I thoroughly enjoyed the first book in this series (Sun of Suns). It was a great swashbuckling adventure set in a world that was both familiar and bizarre, with hints that there was something bigger to the story. In the second book, the bigger picture faded almost completely, and we were given a distinctly different tale of an Odysseus-like character who found herself stranded in a strange world and had to use her wits and guile to return home. The third book took another character from the first novel and moved him into the role of protagonist, providing a third perspective on the world of Virga, with the "bigger picture" issues moving back onto the main stage.

The fourth book, The Sunless Countries, introduces a new character and protagonist, but with plenty of links to the earlier books (especially Books One and Three) to provide continuity. This latest book puts the big-picture context question (what is Virga, and why is it so special) front and center. The final pages, while not a cliffhanger, clearly are designed as the first steps down the next path this series of books will take.
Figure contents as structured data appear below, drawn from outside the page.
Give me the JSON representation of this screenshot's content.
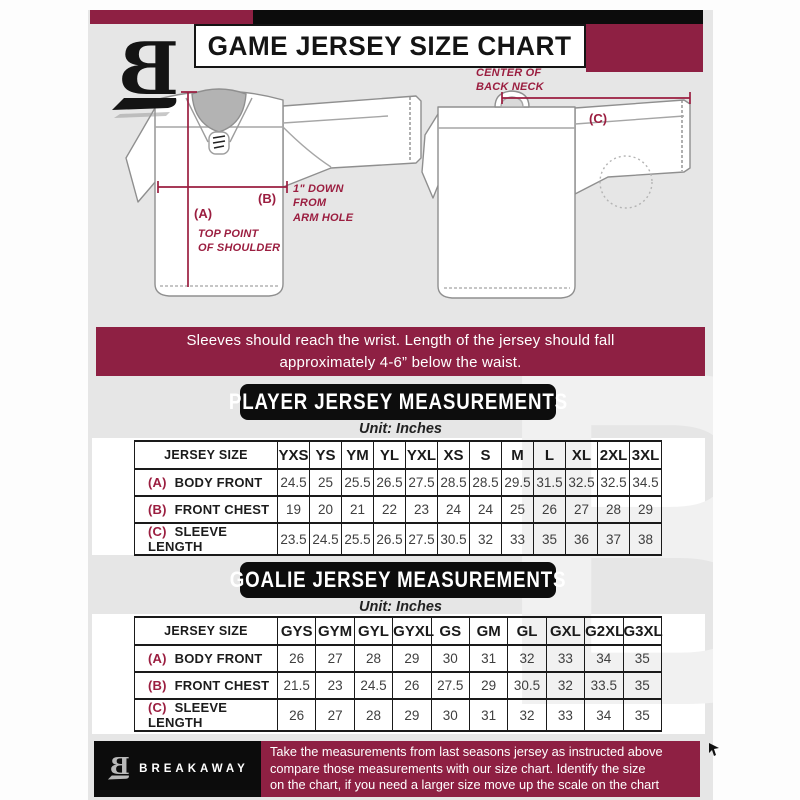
{
  "colors": {
    "maroon": "#8e2043",
    "annotation_maroon": "#9b1e40",
    "black": "#0c0c0c",
    "canvas_gray": "#e6e6e6",
    "table_line": "#1a1a1a"
  },
  "header": {
    "title": "GAME JERSEY SIZE CHART",
    "logo": "breakaway-b-logo"
  },
  "watermark": "B",
  "diagram": {
    "front": {
      "a_key": "(A)",
      "a_line1": "TOP POINT",
      "a_line2": "OF SHOULDER",
      "b_key": "(B)",
      "b_line1": "1\" DOWN",
      "b_line2": "FROM",
      "b_line3": "ARM HOLE"
    },
    "back": {
      "c_key": "(C)",
      "c_line1": "CENTER OF",
      "c_line2": "BACK NECK"
    }
  },
  "notice": {
    "line1": "Sleeves should reach the wrist. Length of the jersey should fall",
    "line2": "approximately 4-6” below the waist."
  },
  "player_table": {
    "title": "PLAYER JERSEY MEASUREMENTS",
    "unit": "Unit: Inches",
    "header": [
      "JERSEY SIZE",
      "YXS",
      "YS",
      "YM",
      "YL",
      "YXL",
      "XS",
      "S",
      "M",
      "L",
      "XL",
      "2XL",
      "3XL"
    ],
    "rows": [
      {
        "key": "(A)",
        "label": "BODY FRONT",
        "values": [
          "24.5",
          "25",
          "25.5",
          "26.5",
          "27.5",
          "28.5",
          "28.5",
          "29.5",
          "31.5",
          "32.5",
          "32.5",
          "34.5"
        ]
      },
      {
        "key": "(B)",
        "label": "FRONT CHEST",
        "values": [
          "19",
          "20",
          "21",
          "22",
          "23",
          "24",
          "24",
          "25",
          "26",
          "27",
          "28",
          "29"
        ]
      },
      {
        "key": "(C)",
        "label": "SLEEVE LENGTH",
        "values": [
          "23.5",
          "24.5",
          "25.5",
          "26.5",
          "27.5",
          "30.5",
          "32",
          "33",
          "35",
          "36",
          "37",
          "38"
        ]
      }
    ]
  },
  "goalie_table": {
    "title": "GOALIE JERSEY MEASUREMENTS",
    "unit": "Unit: Inches",
    "header": [
      "JERSEY SIZE",
      "GYS",
      "GYM",
      "GYL",
      "GYXL",
      "GS",
      "GM",
      "GL",
      "GXL",
      "G2XL",
      "G3XL"
    ],
    "rows": [
      {
        "key": "(A)",
        "label": "BODY FRONT",
        "values": [
          "26",
          "27",
          "28",
          "29",
          "30",
          "31",
          "32",
          "33",
          "34",
          "35"
        ]
      },
      {
        "key": "(B)",
        "label": "FRONT CHEST",
        "values": [
          "21.5",
          "23",
          "24.5",
          "26",
          "27.5",
          "29",
          "30.5",
          "32",
          "33.5",
          "35"
        ]
      },
      {
        "key": "(C)",
        "label": "SLEEVE LENGTH",
        "values": [
          "26",
          "27",
          "28",
          "29",
          "30",
          "31",
          "32",
          "33",
          "34",
          "35"
        ]
      }
    ]
  },
  "footer": {
    "brand": "BREAKAWAY",
    "line1": "Take the measurements from last seasons jersey as instructed above",
    "line2": "compare those measurements  with our size chart. Identify the size",
    "line3": "on the chart, if you need a larger size move up the scale on the chart"
  }
}
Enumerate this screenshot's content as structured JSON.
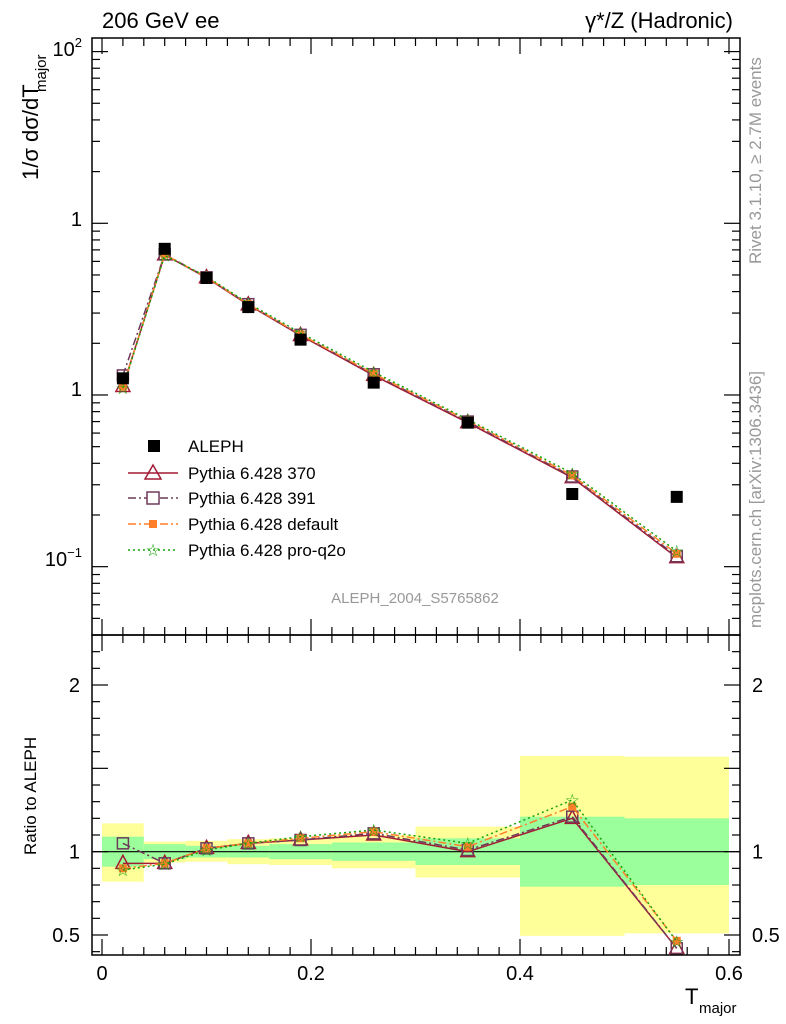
{
  "header": {
    "left": "206 GeV ee",
    "right": "γ*/Z (Hadronic)"
  },
  "side": {
    "rivet": "Rivet 3.1.10, ≥ 2.7M events",
    "mcplots": "mcplots.cern.ch [arXiv:1306.3436]"
  },
  "analysis_id": "ALEPH_2004_S5765862",
  "colors": {
    "aleph": "#000000",
    "p370": "#a21c35",
    "p391": "#6e3a5a",
    "pdefault": "#ff7f2a",
    "pq2o": "#17a30b",
    "band_inner": "#9bff9b",
    "band_outer": "#ffff99"
  },
  "legend": [
    {
      "label": "ALEPH",
      "marker": "filled-square"
    },
    {
      "label": "Pythia 6.428 370",
      "marker": "open-triangle"
    },
    {
      "label": "Pythia 6.428 391",
      "marker": "open-square"
    },
    {
      "label": "Pythia 6.428 default",
      "marker": "filled-square-small"
    },
    {
      "label": "Pythia 6.428 pro-q2o",
      "marker": "star"
    }
  ],
  "chart_data": [
    {
      "type": "line",
      "yscale": "log",
      "ylabel_main": "1/σ  dσ/dT",
      "ylabel_sub": "major",
      "xlim": [
        0,
        0.6
      ],
      "ylim": [
        0.04,
        120
      ],
      "ytick_labels": [
        "10",
        "1",
        "10",
        "1",
        "10"
      ],
      "ytick_exps": [
        "2",
        "",
        "",
        "",
        "−1"
      ],
      "x": [
        0.02,
        0.06,
        0.1,
        0.14,
        0.19,
        0.26,
        0.35,
        0.45,
        0.55
      ],
      "series": [
        {
          "name": "ALEPH",
          "values": [
            1.25,
            7.1,
            4.8,
            3.25,
            2.1,
            1.18,
            0.69,
            0.265,
            0.255
          ]
        },
        {
          "name": "Pythia 6.428 370",
          "values": [
            1.12,
            6.55,
            4.82,
            3.35,
            2.22,
            1.3,
            0.69,
            0.33,
            0.113
          ]
        },
        {
          "name": "Pythia 6.428 391",
          "values": [
            1.3,
            6.6,
            4.85,
            3.38,
            2.24,
            1.32,
            0.7,
            0.335,
            0.115
          ]
        },
        {
          "name": "Pythia 6.428 default",
          "values": [
            1.12,
            6.58,
            4.85,
            3.38,
            2.25,
            1.33,
            0.71,
            0.34,
            0.119
          ]
        },
        {
          "name": "Pythia 6.428 pro-q2o",
          "values": [
            1.1,
            6.5,
            4.9,
            3.42,
            2.3,
            1.36,
            0.72,
            0.35,
            0.123
          ]
        }
      ]
    },
    {
      "type": "line",
      "ylabel": "Ratio to ALEPH",
      "xlabel_main": "T",
      "xlabel_sub": "major",
      "xlim": [
        0,
        0.6
      ],
      "ylim": [
        0.38,
        2.3
      ],
      "yticks": [
        0.5,
        1,
        2
      ],
      "ytick_labels": [
        "0.5",
        "1",
        "2"
      ],
      "xticks": [
        0,
        0.2,
        0.4,
        0.6
      ],
      "xtick_labels": [
        "0",
        "0.2",
        "0.4",
        "0.6"
      ],
      "x": [
        0.02,
        0.06,
        0.1,
        0.14,
        0.19,
        0.26,
        0.35,
        0.45,
        0.55
      ],
      "bins": [
        [
          0,
          0.04
        ],
        [
          0.04,
          0.08
        ],
        [
          0.08,
          0.12
        ],
        [
          0.12,
          0.16
        ],
        [
          0.16,
          0.22
        ],
        [
          0.22,
          0.3
        ],
        [
          0.3,
          0.4
        ],
        [
          0.4,
          0.5
        ],
        [
          0.5,
          0.6
        ]
      ],
      "band_inner": [
        [
          0.91,
          1.09
        ],
        [
          0.955,
          1.045
        ],
        [
          0.965,
          1.035
        ],
        [
          0.965,
          1.035
        ],
        [
          0.955,
          1.045
        ],
        [
          0.945,
          1.055
        ],
        [
          0.92,
          1.08
        ],
        [
          0.79,
          1.21
        ],
        [
          0.8,
          1.2
        ]
      ],
      "band_outer": [
        [
          0.82,
          1.17
        ],
        [
          0.935,
          1.06
        ],
        [
          0.94,
          1.065
        ],
        [
          0.925,
          1.075
        ],
        [
          0.92,
          1.08
        ],
        [
          0.9,
          1.1
        ],
        [
          0.845,
          1.15
        ],
        [
          0.495,
          1.575
        ],
        [
          0.51,
          1.57
        ]
      ],
      "series": [
        {
          "name": "Pythia 6.428 370",
          "values": [
            0.93,
            0.93,
            1.02,
            1.05,
            1.07,
            1.1,
            1.0,
            1.2,
            0.42
          ]
        },
        {
          "name": "Pythia 6.428 391",
          "values": [
            1.05,
            0.93,
            1.02,
            1.05,
            1.07,
            1.11,
            1.01,
            1.21,
            0.42
          ]
        },
        {
          "name": "Pythia 6.428 default",
          "values": [
            0.9,
            0.93,
            1.02,
            1.05,
            1.08,
            1.12,
            1.03,
            1.27,
            0.465
          ]
        },
        {
          "name": "Pythia 6.428 pro-q2o",
          "values": [
            0.89,
            0.925,
            1.01,
            1.05,
            1.09,
            1.13,
            1.05,
            1.31,
            0.46
          ]
        }
      ]
    }
  ]
}
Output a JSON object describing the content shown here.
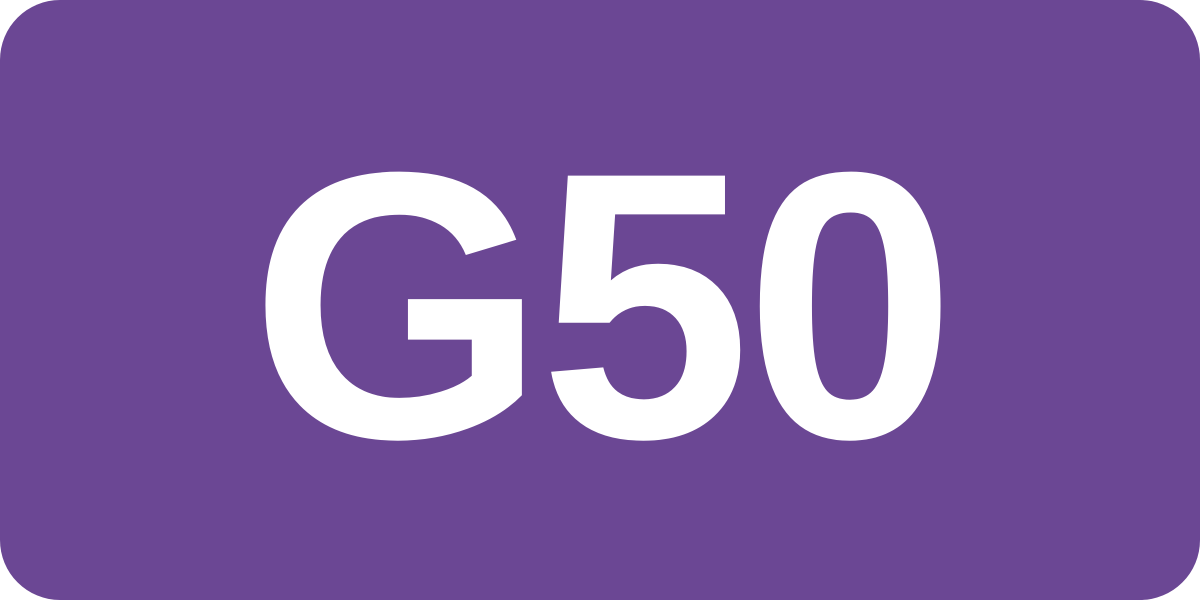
{
  "badge": {
    "text": "G50",
    "background_color": "#6B4794",
    "text_color": "#FFFFFF"
  }
}
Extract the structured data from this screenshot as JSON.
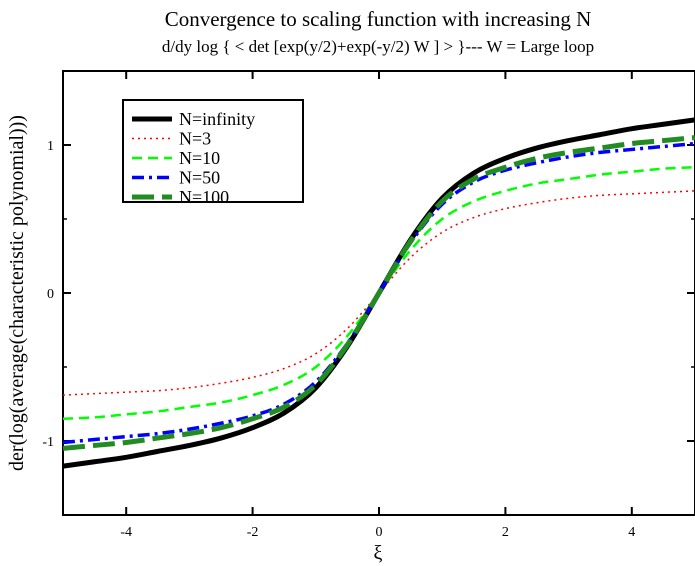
{
  "chart_data": {
    "type": "line",
    "title": "Convergence to scaling function with increasing N",
    "subtitle": "d/dy log { < det [exp(y/2)+exp(-y/2) W ] > }--- W = Large loop",
    "xlabel": "ξ",
    "ylabel": "der(log(average(characteristic polynomial)))",
    "xlim": [
      -5,
      5
    ],
    "ylim": [
      -1.5,
      1.5
    ],
    "x_ticks": [
      -4,
      -2,
      0,
      2,
      4
    ],
    "x_tick_labels": [
      "-4",
      "-2",
      "0",
      "2",
      "4"
    ],
    "y_ticks": [
      -1,
      0,
      1
    ],
    "y_tick_labels": [
      "-1",
      "0",
      "1"
    ],
    "grid": false,
    "legend_position": "top-left",
    "x": [
      -5,
      -4.5,
      -4,
      -3.5,
      -3,
      -2.5,
      -2,
      -1.5,
      -1,
      -0.5,
      0,
      0.5,
      1,
      1.5,
      2,
      2.5,
      3,
      3.5,
      4,
      4.5,
      5
    ],
    "series": [
      {
        "name": "N=infinity",
        "color": "#000000",
        "style": "solid-thick",
        "values": [
          -1.17,
          -1.14,
          -1.11,
          -1.07,
          -1.03,
          -0.98,
          -0.91,
          -0.81,
          -0.64,
          -0.36,
          0.0,
          0.36,
          0.64,
          0.81,
          0.91,
          0.98,
          1.03,
          1.07,
          1.11,
          1.14,
          1.17
        ]
      },
      {
        "name": "N=3",
        "color": "#ff0000",
        "style": "dotted",
        "values": [
          -0.69,
          -0.68,
          -0.67,
          -0.66,
          -0.64,
          -0.61,
          -0.57,
          -0.51,
          -0.41,
          -0.24,
          0.0,
          0.24,
          0.41,
          0.51,
          0.57,
          0.61,
          0.64,
          0.66,
          0.67,
          0.68,
          0.69
        ]
      },
      {
        "name": "N=10",
        "color": "#00ff00",
        "style": "dashed",
        "values": [
          -0.85,
          -0.84,
          -0.82,
          -0.8,
          -0.77,
          -0.74,
          -0.69,
          -0.62,
          -0.5,
          -0.29,
          0.0,
          0.29,
          0.5,
          0.62,
          0.69,
          0.74,
          0.77,
          0.8,
          0.82,
          0.84,
          0.85
        ]
      },
      {
        "name": "N=50",
        "color": "#0000ff",
        "style": "dash-dot",
        "values": [
          -1.01,
          -0.99,
          -0.97,
          -0.95,
          -0.92,
          -0.88,
          -0.83,
          -0.75,
          -0.6,
          -0.34,
          0.0,
          0.34,
          0.6,
          0.75,
          0.83,
          0.88,
          0.92,
          0.95,
          0.97,
          0.99,
          1.01
        ]
      },
      {
        "name": "N=100",
        "color": "#228b22",
        "style": "long-dash-thick",
        "values": [
          -1.05,
          -1.03,
          -1.01,
          -0.98,
          -0.95,
          -0.91,
          -0.85,
          -0.77,
          -0.62,
          -0.35,
          0.0,
          0.35,
          0.62,
          0.77,
          0.85,
          0.91,
          0.95,
          0.98,
          1.01,
          1.03,
          1.05
        ]
      }
    ]
  }
}
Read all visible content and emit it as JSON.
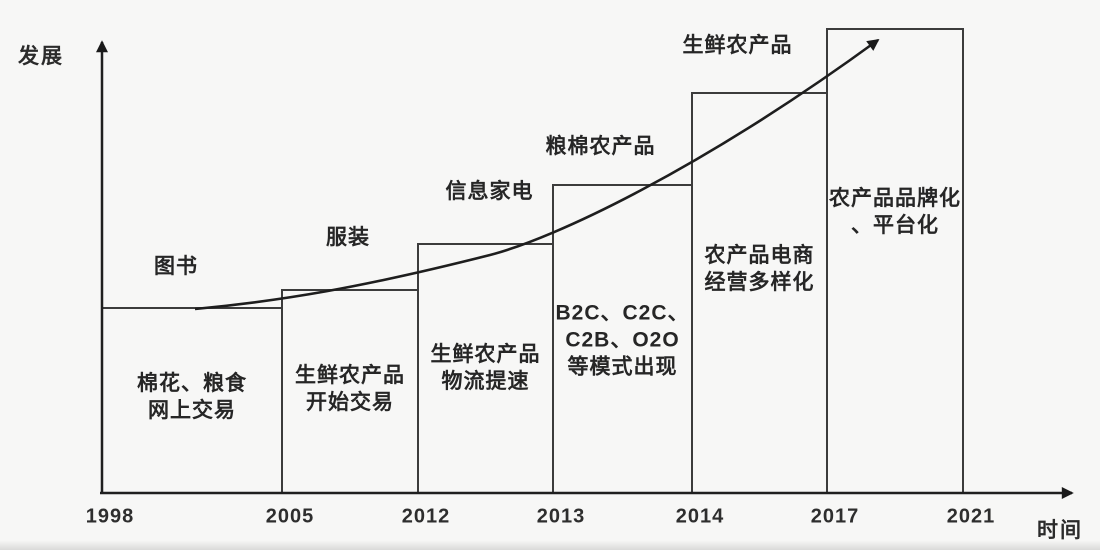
{
  "chart_data": {
    "type": "bar",
    "title": "",
    "xlabel": "时间",
    "ylabel": "发展",
    "x_ticks": [
      "1998",
      "2005",
      "2012",
      "2013",
      "2014",
      "2017",
      "2021"
    ],
    "ylim": [
      0,
      100
    ],
    "grid": false,
    "legend": "none",
    "trend_line": "exponential growth curve ending in an arrow at top right",
    "bars": [
      {
        "period": "1998-2005",
        "value": 39.9,
        "top_label": "图书",
        "note_lines": [
          "棉花、粮食",
          "网上交易"
        ]
      },
      {
        "period": "2005-2012",
        "value": 43.8,
        "top_label": "服装",
        "note_lines": [
          "生鲜农产品",
          "开始交易"
        ]
      },
      {
        "period": "2012-2013",
        "value": 53.7,
        "top_label": "信息家电",
        "note_lines": [
          "生鲜农产品",
          "物流提速"
        ]
      },
      {
        "period": "2013-2014",
        "value": 66.4,
        "top_label": "粮棉农产品",
        "note_lines": [
          "B2C、C2C、",
          "C2B、O2O",
          "等模式出现"
        ]
      },
      {
        "period": "2014-2017",
        "value": 86.2,
        "top_label": "生鲜农产品",
        "note_lines": [
          "农产品电商",
          "经营多样化"
        ]
      },
      {
        "period": "2017-2021",
        "value": 100,
        "top_label": "",
        "note_lines": [
          "农产品品牌化",
          "、平台化"
        ]
      }
    ]
  },
  "colors": {
    "background": "#f7f7f6",
    "bar_border": "#3c3c3c",
    "axis_line": "#1f1f1f",
    "curve_line": "#1e1e1e",
    "text": "#2b2b2b"
  }
}
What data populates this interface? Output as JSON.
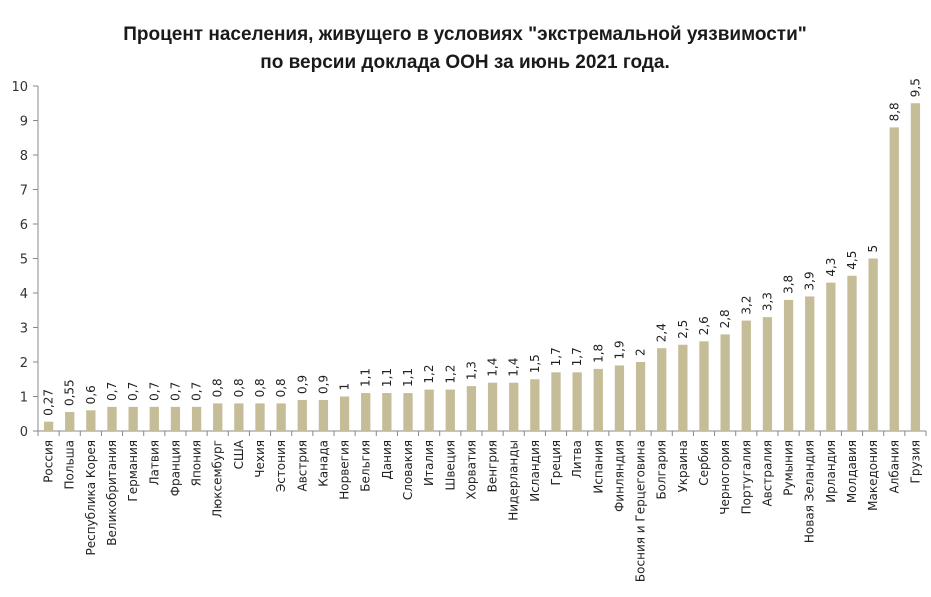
{
  "chart_data": {
    "type": "bar",
    "title_line1": "Процент населения, живущего в условиях \"экстремальной уязвимости\"",
    "title_line2": "по версии доклада ООН за июнь 2021 года.",
    "xlabel": "",
    "ylabel": "",
    "ylim": [
      0,
      10
    ],
    "yticks": [
      "0",
      "1",
      "2",
      "3",
      "4",
      "5",
      "6",
      "7",
      "8",
      "9",
      "10"
    ],
    "grid": false,
    "bar_color": "#c4bd97",
    "categories": [
      "Россия",
      "Польша",
      "Республика Корея",
      "Великобритания",
      "Германия",
      "Латвия",
      "Франция",
      "Япония",
      "Люксембург",
      "США",
      "Чехия",
      "Эстония",
      "Австрия",
      "Канада",
      "Норвегия",
      "Бельгия",
      "Дания",
      "Словакия",
      "Италия",
      "Швеция",
      "Хорватия",
      "Венгрия",
      "Нидерланды",
      "Исландия",
      "Греция",
      "Литва",
      "Испания",
      "Финляндия",
      "Босния и Герцеговина",
      "Болгария",
      "Украина",
      "Сербия",
      "Черногория",
      "Португалия",
      "Австралия",
      "Румыния",
      "Новая Зеландия",
      "Ирландия",
      "Молдавия",
      "Македония",
      "Албания",
      "Грузия"
    ],
    "values": [
      0.27,
      0.55,
      0.6,
      0.7,
      0.7,
      0.7,
      0.7,
      0.7,
      0.8,
      0.8,
      0.8,
      0.8,
      0.9,
      0.9,
      1,
      1.1,
      1.1,
      1.1,
      1.2,
      1.2,
      1.3,
      1.4,
      1.4,
      1.5,
      1.7,
      1.7,
      1.8,
      1.9,
      2,
      2.4,
      2.5,
      2.6,
      2.8,
      3.2,
      3.3,
      3.8,
      3.9,
      4.3,
      4.5,
      5,
      8.8,
      9.5
    ],
    "value_labels": [
      "0,27",
      "0,55",
      "0,6",
      "0,7",
      "0,7",
      "0,7",
      "0,7",
      "0,7",
      "0,8",
      "0,8",
      "0,8",
      "0,8",
      "0,9",
      "0,9",
      "1",
      "1,1",
      "1,1",
      "1,1",
      "1,2",
      "1,2",
      "1,3",
      "1,4",
      "1,4",
      "1,5",
      "1,7",
      "1,7",
      "1,8",
      "1,9",
      "2",
      "2,4",
      "2,5",
      "2,6",
      "2,8",
      "3,2",
      "3,3",
      "3,8",
      "3,9",
      "4,3",
      "4,5",
      "5",
      "8,8",
      "9,5"
    ]
  }
}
As with the earlier books, this book is, if I had to pick a single word, intriguing. In the best tradition of science fiction, it made me want to know more about this strange world, to understand how it works and what mysteries it holds. The world Schroeder has created is fascinatingly simple at the conceptual level. The magic is in the texture, where the author does a great job of illustrating how the rules of the different environment change all of the details of every day life.

The book isn't all about the world, though. I also thoroughly enjoyed the lead character. As was true with the earlier books, the protagonist is richly human and fundamentally likable. In all four books, the protagonist is someone I would genuinely like to meet and spend time with in person -- they're interesting people. The fact that each book has pulled a different protagonist to the fore is part of what has kept the series fresh and interesting.

The author has done a great job of creating an intriguing, richly textured, consistent world, which in itself is an accomplishment. He has then populated it with grand adventures and engaging characters. It's an impressive body of work and thoroughly enjoyable read. I look forward to seeing where he goes next with this idea.
4.0 out of 5 stars Adds depth to the Virga series 17 May 2013
By Tom Braun - Published on Amazon.com
The first time I read this book I really didn't enjoy it as much as the previous books in the Virga series such as Sun of Suns: Book One of Virga. Its heroine seemed weaker and the story was less about crazy physics and world-building and more about a society teetering on the verge of authoritarianism. And then the ending got kind of weird.

This time around, however I appreciated that Leal Maspeth, the heroine, is actually a much subtler and more interesting character than the swashbuckling heroes of the previous books such as Hayden the Sunlighter. In fact the author spends a lot of time explicitly contrasting her maturity and introspection to Hayden's brash heroism.

And the idea of people shutting out the things that they don't want to believe in resonates with the larger themes of the book. The fact that this book even HAS a theme sets it apart from the previous books, which were more about swashbuckling, steampunk, gravity-defying adventure. And that's all well and good. But in The Sunless Countries Schroeder is taking the series in a more mature direction. I think that threw me the first time I read it. But the second time, I appreciate it. For all its brilliant world-building, Sun of Suns was pretty shallow.

The end of this book clearly sets up for Book V, Ashes of Candesce: Book Five of Virga, which I will read next. The reader and our heroes find themselves beyond the walls of their world of Virga, facing utterly alien worlds and enemies. That's a little bittersweet, because Karl Schroeder has spent so much time building up his intricate, plausible steampunk world that I hate to leave it, and I suspect it's going to be turned upside down and changed forever in the next book anyway. But Schroeder is a brilliant sci-fi author who is able to dream up fantastic ideas and then explore them to their logical limits. He is, in short, a sci-fi genius. So I am looking forward to what comes next.